Additionally, how do I exclude xs:annotation and xs:restriction elements from appearing when copying the xs:complextType & xs:simpleType elements? I haven't been able to get the examples mentioned on the dpawson site to work.

A: 

I have to say, and take no offense, that your question is really difficult to understand; could you break it down a little more?

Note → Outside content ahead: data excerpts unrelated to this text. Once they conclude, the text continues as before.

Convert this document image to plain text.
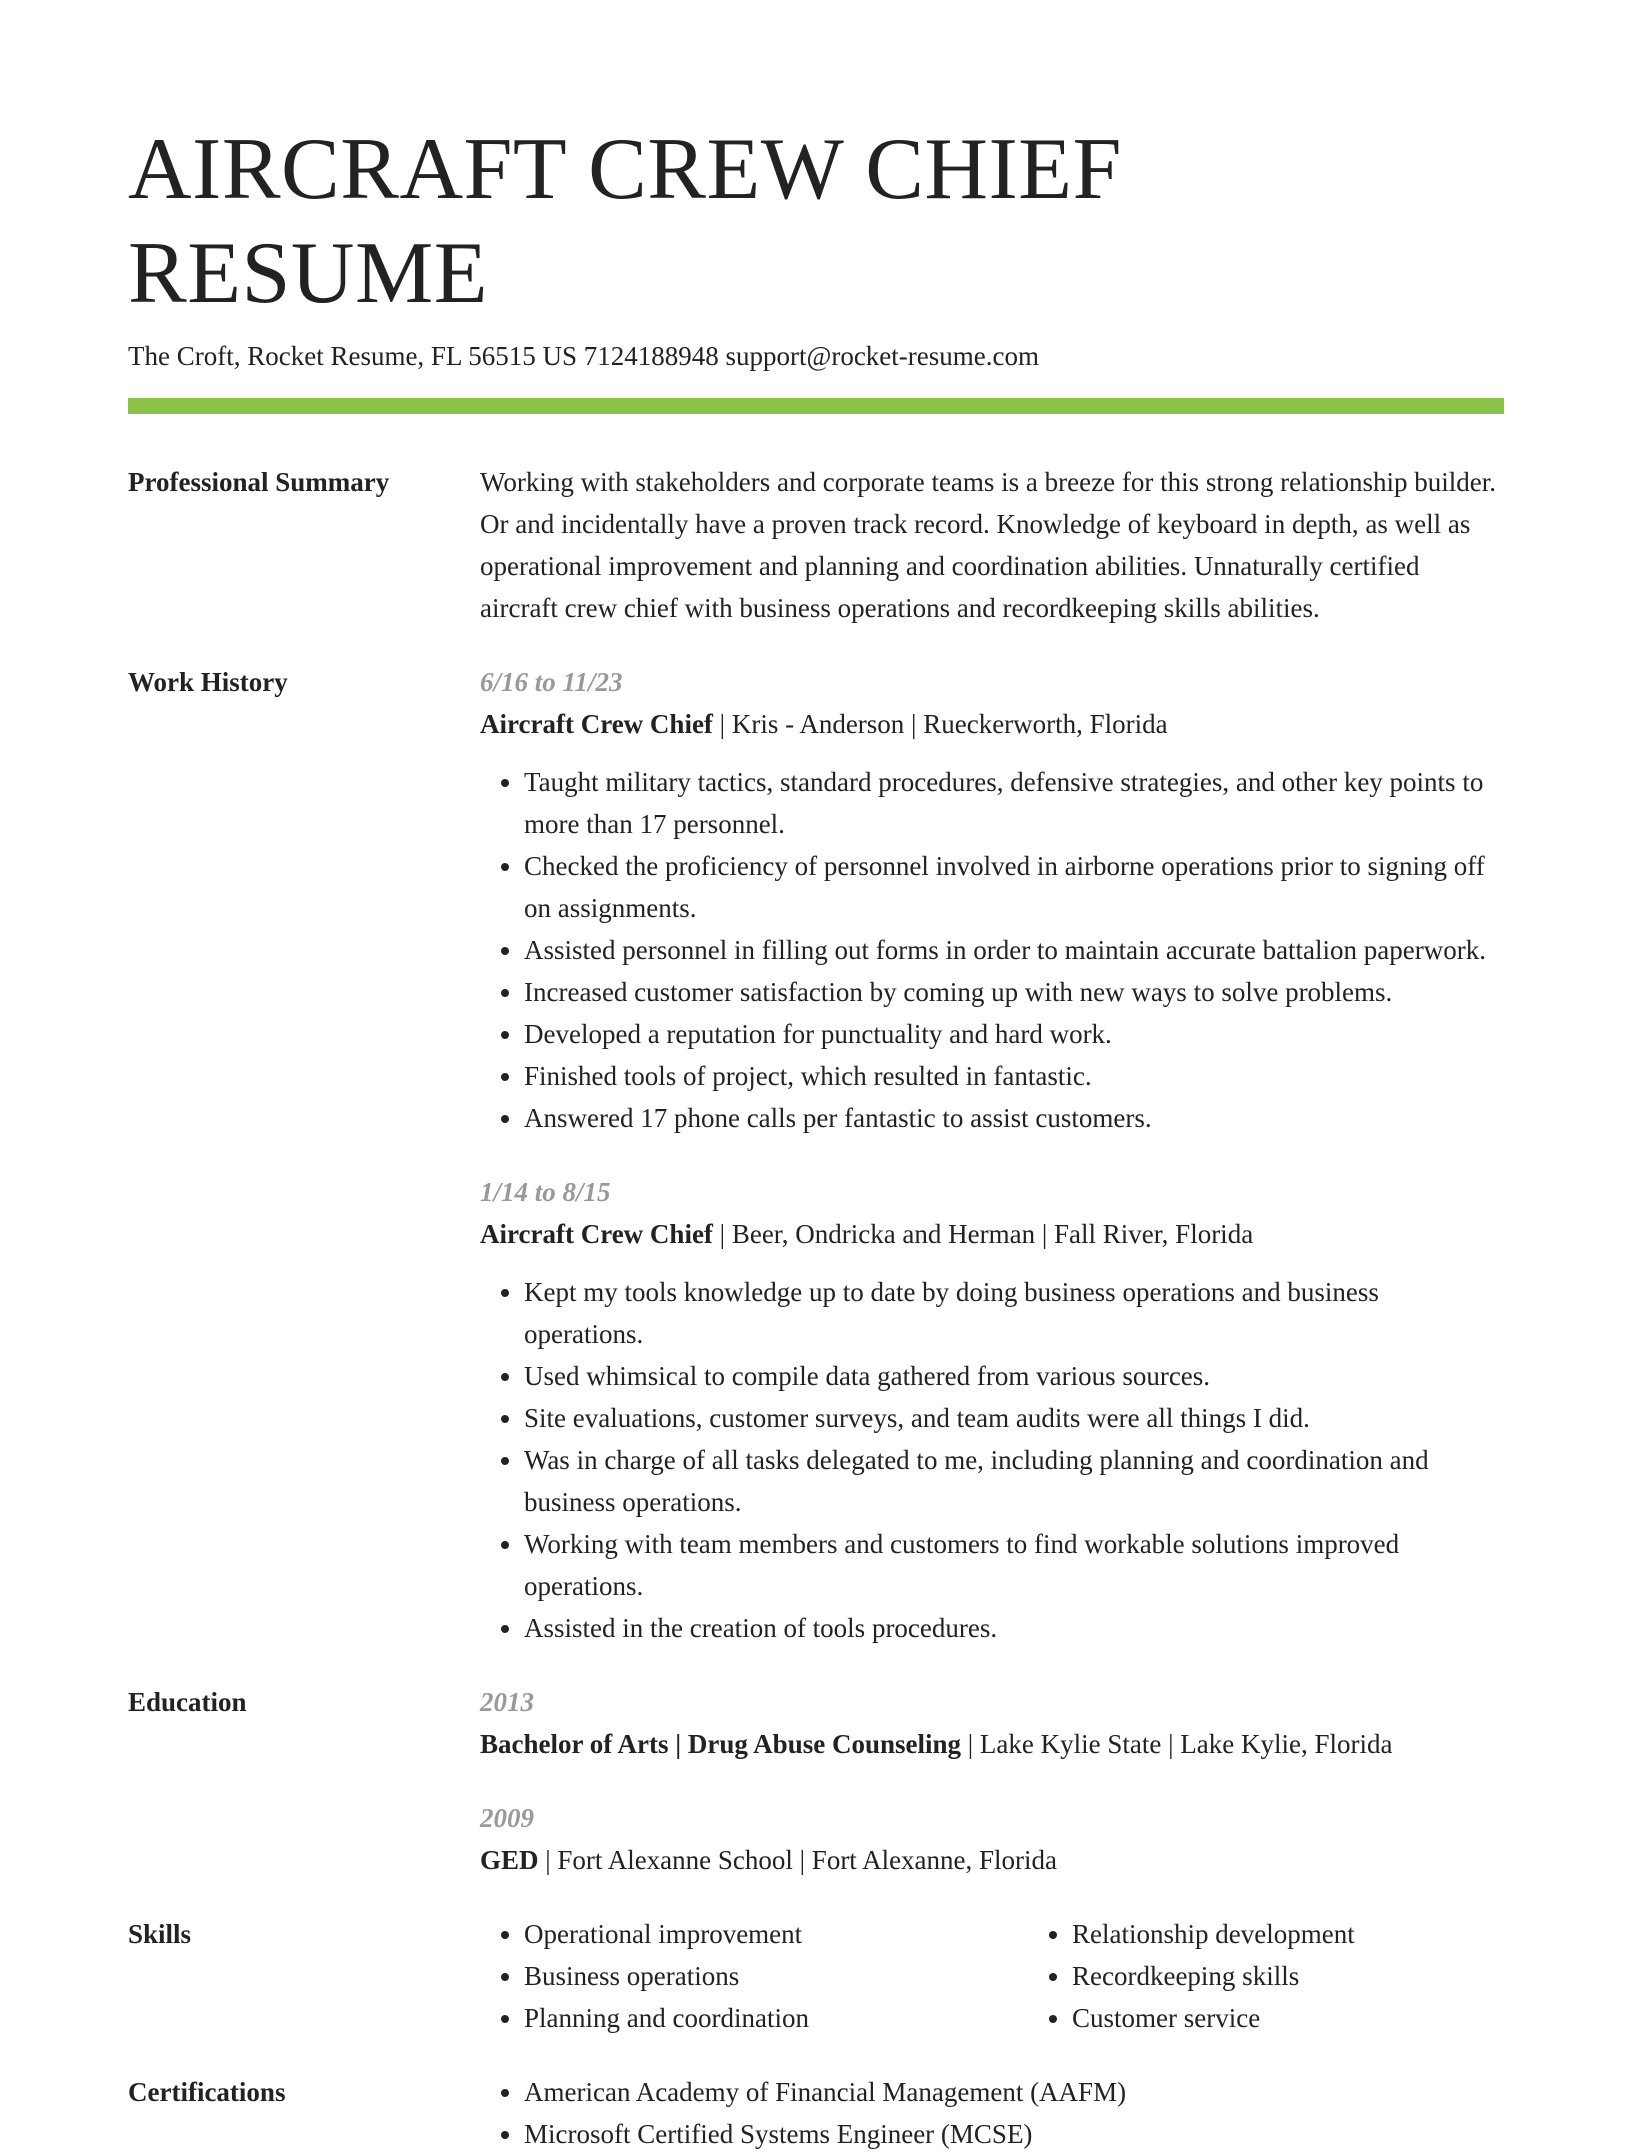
AIRCRAFT CREW CHIEF RESUME
The Croft, Rocket Resume, FL 56515 US 7124188948 support@rocket-resume.com
Professional Summary	Working with stakeholders and corporate teams is a breeze for this strong relationship builder. Or and incidentally have a proven track record. Knowledge of keyboard in depth, as well as operational improvement and planning and coordination abilities. Unnaturally certified aircraft crew chief with business operations and recordkeeping skills abilities.
Work History	6/16 to 11/23
Aircraft Crew Chief | Kris - Anderson | Rueckerworth, Florida
• Taught military tactics, standard procedures, defensive strategies, and other key points to more than 17 personnel.
• Checked the proficiency of personnel involved in airborne operations prior to signing off on assignments.
• Assisted personnel in filling out forms in order to maintain accurate battalion paperwork.
• Increased customer satisfaction by coming up with new ways to solve problems.
• Developed a reputation for punctuality and hard work.
• Finished tools of project, which resulted in fantastic.
• Answered 17 phone calls per fantastic to assist customers.
1/14 to 8/15
Aircraft Crew Chief | Beer, Ondricka and Herman | Fall River, Florida
• Kept my tools knowledge up to date by doing business operations and business operations.
• Used whimsical to compile data gathered from various sources.
• Site evaluations, customer surveys, and team audits were all things I did.
• Was in charge of all tasks delegated to me, including planning and coordination and business operations.
• Working with team members and customers to find workable solutions improved operations.
• Assisted in the creation of tools procedures.
Education	2013
Bachelor of Arts | Drug Abuse Counseling | Lake Kylie State | Lake Kylie, Florida
2009
GED | Fort Alexanne School | Fort Alexanne, Florida
Skills	• Operational improvement
• Business operations
• Planning and coordination
• Relationship development
• Recordkeeping skills
• Customer service
Certifications	• American Academy of Financial Management (AAFM)
• Microsoft Certified Systems Engineer (MCSE)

Meanwhile, as far as excluding xs:annotation and xs:restriction elements, just change your copy-of statement to leave them out:

<xsl:copy-of select="node()[not(self::xs:annotation or self::xs:restriction)]|@*"/>

... and you have an xsl:choose element with only one xsl:when and no xsl:otherwise... you could simplify this with an xsl:if element:

<xsl:template match="xs:element">
   <xsl:if test="substring-before(@type, ':') = 'AcRec'">
     <xsl:text>AcRec</xsl:text>
       <xsl:apply-templates select="document('[local file path]AcademicRecord_v1.3.0.xsd')//*[@name=substring-after(@type, ':')]" />
   </xsl:if>
</xsl:template>

Upon further reflection, it looks like your select statement might be malformed: currently it is trying to match any element that has a name attribute that matches the type attribute after the colon. So a match would have to be

<element name="text" type="some:text"/>

If you don't have an element like this, then your match is empty, so no templates are run.

ScottSEA
I updated the post to include an example - hopefully it's more clear. I didn't have any lucky with the exclusion you suggested - would it matter if there are children associated with the annotation/restriction elements?
OMG Ponies
I need it to match <element name="text" /> rather than <element name="text" type="some:text"/>. I interpreted the CHOOSE to catch the various instances of "some" in the current so that I knew to use some.xsd to look for element name="text".
OMG Ponies
yeah... I forgot the self:: axis in the annotation/restriction segment. Revised appropriately.
ScottSEA
A: 

The issue was:

<xsl:apply-templates select="document('[local file path]AcademicRecord_v1.3.0.xsd')//*[@name=substring-after(@type, ':')]" />

...should be:

<xsl:variable name="name" select="substring-after(@type, ':')" />
<xsl:apply-templates select="document('[local file path]AcademicRecord_v1.3.0.xsd')//*[@name=$name]" />

ScottSEA - you were correct when you said it was comparing based on:

<element name="text" type="some:text"/>

What happens is that there is a context switch involved in the processing of that XPath expression. When you say //*[@name=substring-after(@type, ':')], you say "apply this template to those elements in the XSD document referenced, that have both a @name and a @type attribute, and whose @name is equal to substring-after ':' of THEIR @type. Whereas, if you use a variable, you of course get the substring-after from the current document.